State Correctional Institution – Pine Grove
- Interactive map of State Correctional Institution – Pine Grove
- Location: 189 Fyock Rd, Indiana, Pennsylvania 15701;
- Status: Open
- Capacity: 1,196 (February 2018)
- Population: 1,113 (February 2018)
- Opened: January 9, 2001
- Managed by: Pennsylvania Department of Corrections
- Director: mark brothers
- Governor: Josh Shapiro
- Website: SCI Pine Grove

= State Correctional Institution – Pine Grove =

Prison in Pennsylvania, United States

The State Correctional Institution – Pine Grove is a Pennsylvania state prison located in White Township, Indiana County, Pennsylvania. The prison contains 19 buildings including 8 housing units.

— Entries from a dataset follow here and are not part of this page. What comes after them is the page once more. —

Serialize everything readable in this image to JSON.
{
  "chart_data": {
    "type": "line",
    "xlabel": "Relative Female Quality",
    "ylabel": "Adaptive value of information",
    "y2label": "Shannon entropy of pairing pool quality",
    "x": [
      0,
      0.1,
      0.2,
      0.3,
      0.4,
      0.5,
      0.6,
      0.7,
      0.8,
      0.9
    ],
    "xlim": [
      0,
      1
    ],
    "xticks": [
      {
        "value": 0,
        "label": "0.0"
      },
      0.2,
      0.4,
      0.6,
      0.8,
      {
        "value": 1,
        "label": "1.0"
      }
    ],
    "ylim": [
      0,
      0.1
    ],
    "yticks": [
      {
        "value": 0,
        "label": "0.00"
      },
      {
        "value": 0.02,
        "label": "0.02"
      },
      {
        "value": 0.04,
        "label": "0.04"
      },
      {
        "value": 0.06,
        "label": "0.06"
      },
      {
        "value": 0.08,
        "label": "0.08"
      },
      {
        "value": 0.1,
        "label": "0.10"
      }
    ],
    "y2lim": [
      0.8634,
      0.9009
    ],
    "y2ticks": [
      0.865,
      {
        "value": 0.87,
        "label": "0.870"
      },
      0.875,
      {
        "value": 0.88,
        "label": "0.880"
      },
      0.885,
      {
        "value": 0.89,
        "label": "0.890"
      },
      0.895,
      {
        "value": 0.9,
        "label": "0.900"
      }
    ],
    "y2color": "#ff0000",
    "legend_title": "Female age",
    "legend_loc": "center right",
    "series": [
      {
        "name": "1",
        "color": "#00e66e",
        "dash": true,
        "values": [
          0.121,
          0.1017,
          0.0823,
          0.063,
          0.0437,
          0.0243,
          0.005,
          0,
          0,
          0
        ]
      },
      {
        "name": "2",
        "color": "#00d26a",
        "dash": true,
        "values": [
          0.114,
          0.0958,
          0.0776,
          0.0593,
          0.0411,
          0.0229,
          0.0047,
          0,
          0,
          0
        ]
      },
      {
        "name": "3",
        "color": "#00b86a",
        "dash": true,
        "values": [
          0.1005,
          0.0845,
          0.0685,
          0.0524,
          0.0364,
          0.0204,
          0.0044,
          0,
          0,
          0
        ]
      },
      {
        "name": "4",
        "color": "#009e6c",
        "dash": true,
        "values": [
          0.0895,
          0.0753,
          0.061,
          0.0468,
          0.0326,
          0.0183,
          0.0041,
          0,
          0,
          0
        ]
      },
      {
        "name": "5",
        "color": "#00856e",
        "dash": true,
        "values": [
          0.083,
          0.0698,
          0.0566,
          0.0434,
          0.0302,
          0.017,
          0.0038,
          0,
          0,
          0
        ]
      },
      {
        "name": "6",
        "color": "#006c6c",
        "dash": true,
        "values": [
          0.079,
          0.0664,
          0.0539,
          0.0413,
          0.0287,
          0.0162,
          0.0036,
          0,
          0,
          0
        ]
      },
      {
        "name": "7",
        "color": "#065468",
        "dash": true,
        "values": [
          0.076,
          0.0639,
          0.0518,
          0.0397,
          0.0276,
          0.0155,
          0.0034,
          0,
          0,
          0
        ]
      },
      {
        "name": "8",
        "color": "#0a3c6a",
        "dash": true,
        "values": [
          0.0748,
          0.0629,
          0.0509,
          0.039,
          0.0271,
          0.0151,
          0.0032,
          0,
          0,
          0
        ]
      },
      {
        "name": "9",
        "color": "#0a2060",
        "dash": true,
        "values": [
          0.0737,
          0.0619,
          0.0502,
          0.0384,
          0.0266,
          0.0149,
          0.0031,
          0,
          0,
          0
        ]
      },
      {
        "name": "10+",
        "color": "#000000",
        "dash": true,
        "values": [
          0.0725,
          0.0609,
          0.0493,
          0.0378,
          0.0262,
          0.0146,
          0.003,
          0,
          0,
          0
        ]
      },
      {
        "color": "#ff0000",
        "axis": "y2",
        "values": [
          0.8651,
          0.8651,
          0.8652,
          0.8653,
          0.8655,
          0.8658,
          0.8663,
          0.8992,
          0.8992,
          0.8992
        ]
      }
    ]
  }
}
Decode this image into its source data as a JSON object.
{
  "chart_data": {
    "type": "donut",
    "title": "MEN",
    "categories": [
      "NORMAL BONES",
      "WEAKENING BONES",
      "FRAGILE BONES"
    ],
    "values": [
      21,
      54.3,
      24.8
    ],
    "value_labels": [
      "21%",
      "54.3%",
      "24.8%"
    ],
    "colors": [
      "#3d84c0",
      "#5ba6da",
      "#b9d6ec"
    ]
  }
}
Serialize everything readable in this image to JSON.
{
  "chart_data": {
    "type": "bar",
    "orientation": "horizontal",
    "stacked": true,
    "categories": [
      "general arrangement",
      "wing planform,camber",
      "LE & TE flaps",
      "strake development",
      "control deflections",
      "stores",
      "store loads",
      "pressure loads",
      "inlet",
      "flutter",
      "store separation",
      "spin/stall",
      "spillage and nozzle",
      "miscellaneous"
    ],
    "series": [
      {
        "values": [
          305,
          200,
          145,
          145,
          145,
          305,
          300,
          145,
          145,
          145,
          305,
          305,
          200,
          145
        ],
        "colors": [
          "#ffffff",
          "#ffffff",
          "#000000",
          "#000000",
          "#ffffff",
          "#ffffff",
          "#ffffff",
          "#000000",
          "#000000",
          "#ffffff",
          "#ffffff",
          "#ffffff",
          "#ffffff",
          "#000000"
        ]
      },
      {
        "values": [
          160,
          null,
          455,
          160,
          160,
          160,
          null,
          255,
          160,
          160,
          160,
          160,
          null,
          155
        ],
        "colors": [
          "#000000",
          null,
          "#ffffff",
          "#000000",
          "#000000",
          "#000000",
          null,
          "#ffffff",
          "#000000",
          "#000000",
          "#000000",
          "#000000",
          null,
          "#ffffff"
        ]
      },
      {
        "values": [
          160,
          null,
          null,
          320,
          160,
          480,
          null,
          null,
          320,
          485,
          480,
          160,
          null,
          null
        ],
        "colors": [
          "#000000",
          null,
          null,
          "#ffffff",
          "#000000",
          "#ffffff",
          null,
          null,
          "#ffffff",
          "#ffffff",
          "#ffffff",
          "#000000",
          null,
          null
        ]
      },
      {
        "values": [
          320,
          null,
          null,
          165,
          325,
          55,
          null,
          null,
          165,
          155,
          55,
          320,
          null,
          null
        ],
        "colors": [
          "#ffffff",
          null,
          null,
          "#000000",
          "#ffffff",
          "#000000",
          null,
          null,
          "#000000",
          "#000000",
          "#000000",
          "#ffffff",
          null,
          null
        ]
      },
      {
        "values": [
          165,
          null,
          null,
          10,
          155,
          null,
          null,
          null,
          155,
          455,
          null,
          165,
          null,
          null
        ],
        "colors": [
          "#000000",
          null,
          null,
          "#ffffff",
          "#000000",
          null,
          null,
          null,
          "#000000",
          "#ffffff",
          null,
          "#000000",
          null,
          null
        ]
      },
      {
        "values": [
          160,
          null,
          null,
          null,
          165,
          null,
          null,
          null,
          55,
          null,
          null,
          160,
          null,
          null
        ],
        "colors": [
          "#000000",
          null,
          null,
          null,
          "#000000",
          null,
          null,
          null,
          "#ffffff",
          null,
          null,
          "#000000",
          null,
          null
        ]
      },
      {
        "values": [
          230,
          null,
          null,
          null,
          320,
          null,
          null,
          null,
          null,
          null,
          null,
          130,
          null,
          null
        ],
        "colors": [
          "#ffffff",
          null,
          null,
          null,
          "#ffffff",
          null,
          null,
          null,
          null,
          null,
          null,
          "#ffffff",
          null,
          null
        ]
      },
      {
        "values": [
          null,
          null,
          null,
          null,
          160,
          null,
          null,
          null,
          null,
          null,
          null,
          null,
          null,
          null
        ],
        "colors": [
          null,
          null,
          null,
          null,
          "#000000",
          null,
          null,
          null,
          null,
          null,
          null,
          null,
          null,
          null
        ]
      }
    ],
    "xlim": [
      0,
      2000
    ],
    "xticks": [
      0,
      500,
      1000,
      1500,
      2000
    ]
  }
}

In December of 2025, Pine Grove held 888 inmates against a public capacity of 1,137 individuals, or 78.1%.

Ground breaking for SCI Pine Grove occurred on May 11, 1998. The first inmates arrived on January 9, 2001. The prison cost $71 million and "emphasizes treatment and education". The prison runs the young offenders program and houses some of Pennsylvania's youngest inmates. 40% of the population is under 20. The average age is 38 years old. The prison temporarily held Jordan Brown when he was 12 years old.

On August 17, 2017, inmate Arthur Charles Martin, was found dead in his cell. He was serving time for a drug conviction.

On January 11, 2018, inmate Jeremy R. Smith was accused of assaulting four guards in the kitchen area.